Pension assets become battleground in divorce cases
Court orders to split a couple's pensions in the case of a divorce are on the rise, with lawyers seeing a 43 per cent increase in the last year.
Rising asset values make it increasingly attractive for divorcees to seek a share of their spouse’s pension, according to law firm Collyer Bristow.
The number of pension sharing orders, which are issued by courts to divide a pension following a divorce, rose to 11,503, up from 8,027 in 2015/16 - This is despite a 3 per cent fall in divorces in the UK.
Toby Yerburgh, partner and head of the family team at Collyer Bristow, said: “Pension pots have been an obvious target for years – and their importance has kept growing.
“The bigger the value of these pension pots the more potential for arguments and misunderstandings there are.

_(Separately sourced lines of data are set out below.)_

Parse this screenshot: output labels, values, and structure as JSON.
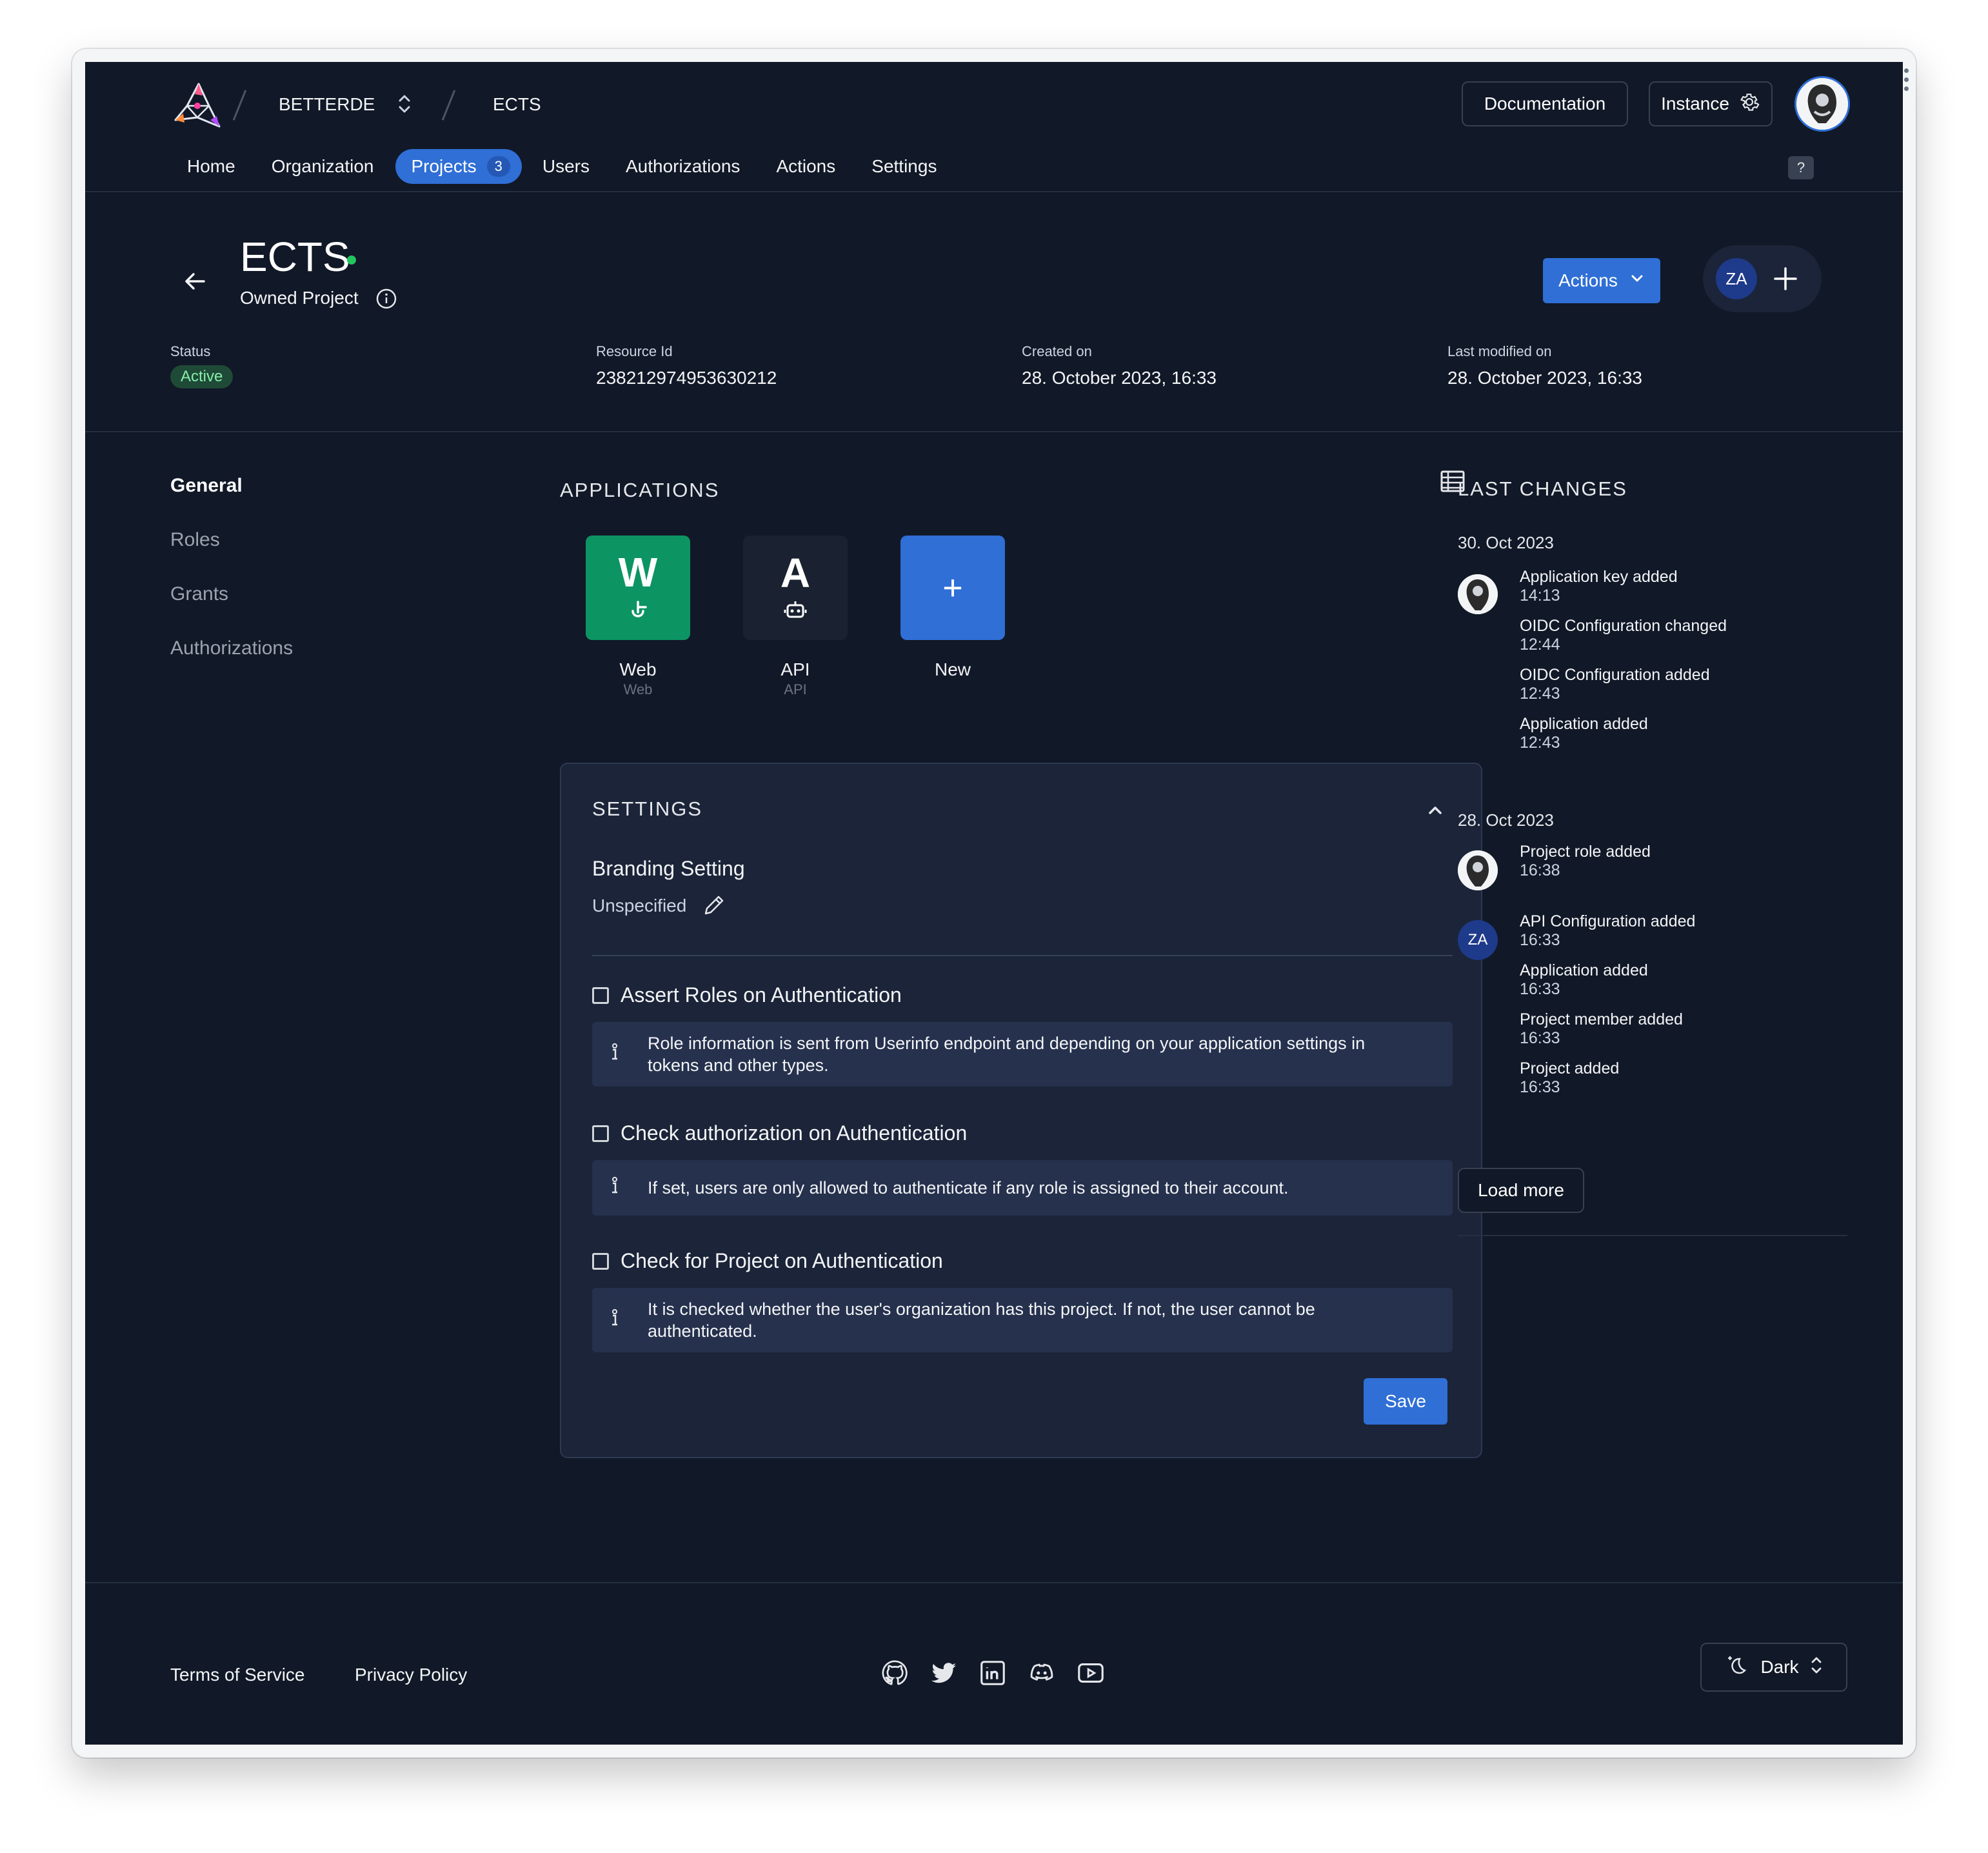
{
  "header": {
    "org_name": "BETTERDE",
    "project_crumb": "ECTS",
    "documentation_label": "Documentation",
    "instance_label": "Instance"
  },
  "nav": {
    "items": [
      {
        "label": "Home"
      },
      {
        "label": "Organization"
      },
      {
        "label": "Projects",
        "badge": "3",
        "active": true
      },
      {
        "label": "Users"
      },
      {
        "label": "Authorizations"
      },
      {
        "label": "Actions"
      },
      {
        "label": "Settings"
      }
    ],
    "help_label": "?"
  },
  "project": {
    "title": "ECTS",
    "subtitle": "Owned Project",
    "actions_label": "Actions",
    "member_initials": "ZA",
    "status_label": "Status",
    "status_value": "Active",
    "resource_id_label": "Resource Id",
    "resource_id": "238212974953630212",
    "created_label": "Created on",
    "created_value": "28. October 2023, 16:33",
    "modified_label": "Last modified on",
    "modified_value": "28. October 2023, 16:33"
  },
  "side_menu": [
    "General",
    "Roles",
    "Grants",
    "Authorizations"
  ],
  "applications": {
    "title": "APPLICATIONS",
    "items": [
      {
        "letter": "W",
        "name": "Web",
        "type": "Web",
        "color": "#0d9463"
      },
      {
        "letter": "A",
        "name": "API",
        "type": "API",
        "color": "#1a2130"
      }
    ],
    "new_label": "New",
    "new_symbol": "+",
    "new_color": "#2f6fd6"
  },
  "settings": {
    "title": "SETTINGS",
    "branding_title": "Branding Setting",
    "branding_value": "Unspecified",
    "options": [
      {
        "label": "Assert Roles on Authentication",
        "info": "Role information is sent from Userinfo endpoint and depending on your application settings in tokens and other types."
      },
      {
        "label": "Check authorization on Authentication",
        "info": "If set, users are only allowed to authenticate if any role is assigned to their account."
      },
      {
        "label": "Check for Project on Authentication",
        "info": "It is checked whether the user's organization has this project. If not, the user cannot be authenticated."
      }
    ],
    "save_label": "Save"
  },
  "last_changes": {
    "title": "LAST CHANGES",
    "groups": [
      {
        "date": "30. Oct 2023",
        "avatar": "user-photo",
        "entries": [
          {
            "title": "Application key added",
            "time": "14:13"
          },
          {
            "title": "OIDC Configuration changed",
            "time": "12:44"
          },
          {
            "title": "OIDC Configuration added",
            "time": "12:43"
          },
          {
            "title": "Application added",
            "time": "12:43"
          }
        ]
      },
      {
        "date": "28. Oct 2023",
        "avatar": "user-photo",
        "entries": [
          {
            "title": "Project role added",
            "time": "16:38"
          }
        ]
      },
      {
        "avatar": "ZA",
        "entries": [
          {
            "title": "API Configuration added",
            "time": "16:33"
          },
          {
            "title": "Application added",
            "time": "16:33"
          },
          {
            "title": "Project member added",
            "time": "16:33"
          },
          {
            "title": "Project added",
            "time": "16:33"
          }
        ]
      }
    ],
    "load_more_label": "Load more"
  },
  "footer": {
    "terms_label": "Terms of Service",
    "privacy_label": "Privacy Policy",
    "social_icons": [
      "github-icon",
      "twitter-icon",
      "linkedin-icon",
      "discord-icon",
      "youtube-icon"
    ],
    "theme_label": "Dark"
  },
  "colors": {
    "background": "#111827",
    "accent": "#2f6fd6",
    "status_active": "#22c55e",
    "web_app": "#0d9463",
    "avatar_za": "#1e3a8a"
  }
}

Larger sized pension pots are seen as a lucrative target
“With the average transfer value of final salary scheme being over £210,000 there is a lot of stake, especially amongst higher earners.
“Traditionally the holder of the bigger pension pot would make a cash payment to avoid the costs involved with splitting a pension.

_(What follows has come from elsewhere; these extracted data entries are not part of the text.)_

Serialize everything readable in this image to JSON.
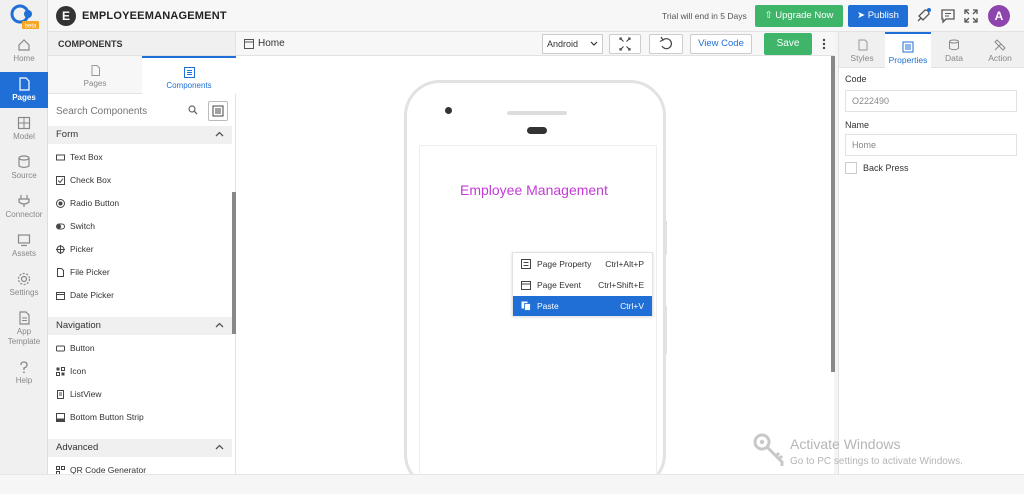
{
  "app": {
    "badge_letter": "E",
    "title": "EMPLOYEEMANAGEMENT",
    "logo_tag": "beta"
  },
  "rail": {
    "items": [
      {
        "label": "Home",
        "icon": "home-icon"
      },
      {
        "label": "Pages",
        "icon": "pages-icon",
        "active": true
      },
      {
        "label": "Model",
        "icon": "model-icon"
      },
      {
        "label": "Source",
        "icon": "database-icon"
      },
      {
        "label": "Connector",
        "icon": "plug-icon"
      },
      {
        "label": "Assets",
        "icon": "assets-icon"
      },
      {
        "label": "Settings",
        "icon": "gear-icon"
      },
      {
        "label": "App",
        "label2": "Template",
        "icon": "template-icon"
      },
      {
        "label": "Help",
        "icon": "help-icon"
      }
    ]
  },
  "topbar": {
    "trial_text": "Trial will end in 5 Days",
    "upgrade_label": "Upgrade Now",
    "publish_label": "Publish",
    "avatar_letter": "A"
  },
  "components": {
    "header": "COMPONENTS",
    "tabs": [
      {
        "label": "Pages",
        "icon": "pages-icon"
      },
      {
        "label": "Components",
        "icon": "list-icon",
        "active": true
      }
    ],
    "search_placeholder": "Search Components",
    "sections": [
      {
        "title": "Form",
        "items": [
          {
            "label": "Text Box",
            "icon": "textbox-icon"
          },
          {
            "label": "Check Box",
            "icon": "checkbox-icon"
          },
          {
            "label": "Radio Button",
            "icon": "radio-icon"
          },
          {
            "label": "Switch",
            "icon": "switch-icon"
          },
          {
            "label": "Picker",
            "icon": "picker-icon"
          },
          {
            "label": "File Picker",
            "icon": "file-icon"
          },
          {
            "label": "Date Picker",
            "icon": "calendar-icon"
          }
        ]
      },
      {
        "title": "Navigation",
        "items": [
          {
            "label": "Button",
            "icon": "button-icon"
          },
          {
            "label": "Icon",
            "icon": "grid-icon"
          },
          {
            "label": "ListView",
            "icon": "list-icon"
          },
          {
            "label": "Bottom Button Strip",
            "icon": "strip-icon"
          }
        ]
      },
      {
        "title": "Advanced",
        "items": [
          {
            "label": "QR Code Generator",
            "icon": "qr-icon"
          }
        ]
      }
    ]
  },
  "canvas": {
    "page_label": "Home",
    "device": "Android",
    "view_code_label": "View Code",
    "save_label": "Save",
    "screen_title": "Employee Management",
    "screen_title_color": "#c23bd4",
    "context_menu": [
      {
        "label": "Page Property",
        "shortcut": "Ctrl+Alt+P",
        "icon": "property-icon"
      },
      {
        "label": "Page Event",
        "shortcut": "Ctrl+Shift+E",
        "icon": "event-icon"
      },
      {
        "label": "Paste",
        "shortcut": "Ctrl+V",
        "icon": "paste-icon",
        "active": true
      }
    ]
  },
  "properties": {
    "tabs": [
      {
        "label": "Styles",
        "icon": "styles-icon"
      },
      {
        "label": "Properties",
        "icon": "properties-icon",
        "active": true
      },
      {
        "label": "Data",
        "icon": "database-icon"
      },
      {
        "label": "Action",
        "icon": "tools-icon"
      }
    ],
    "code_label": "Code",
    "code_value": "O222490",
    "name_label": "Name",
    "name_placeholder": "Home",
    "back_press_label": "Back Press"
  },
  "watermark": {
    "title": "Activate Windows",
    "subtitle": "Go to PC settings to activate Windows."
  },
  "colors": {
    "accent": "#1f6fd6",
    "success": "#3fb56a",
    "avatar": "#8e44ad"
  }
}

“However, with many pensions becoming so valuable it can be nearly impossible to avoid cutting into them.
Mr Yerburgh said the jump in pension sharing orders is likely to have been driven by the increasing value of pensions assets like equities and property.
This means it is now harder for the owner of the bigger pension pot to make a cash payment to their spouse so that they can keep 100 per cent of their pension.
But splitting a pension pot can incur substantial administrative costs and create reinvestment risks that many investors would prefer to avoid.
The most common defined benefit pension transfer is worth more than the value of the average house, according to Royal London research published in June.
Whats at stake ?
The provider's survey of more than 800 financial advisers found a growth of more than 50 per cent in the volume of transfers out of final salary pensions taking place in the last year, with the most common transfer value lying in the £250,000 to £500,000 range.
This compares with an average house price in the UK of £216,000 as at March 2017.
The vast majority of clients transferring were in their 50s, and the typical cash sum offered is between 25 and 30 times the value of the annual pension given up.
However, one in four advisers reported that most of the transfers that they deal with are worth 30 to 40 times the annual pension foregone.
Pension transfer values have been pushed higher by very low gilt yields, which are used to price defined benefit retirement pots.
Low gilt yields make defined benefit schemes more expensive for the companies that must pay them to retirees.
According to the Pension Protection Fund, even a 0.1 per cent reduction in gilt yields raises aggregate scheme liabilities by 2 per cent and raises aggregate scheme assets by 0.5 per cent.
As a result, companies holding defined benefit scheme pensions have been offering scheme members record high one-off sums to transfer out of the scheme, rather than pay out a pension to the member for life.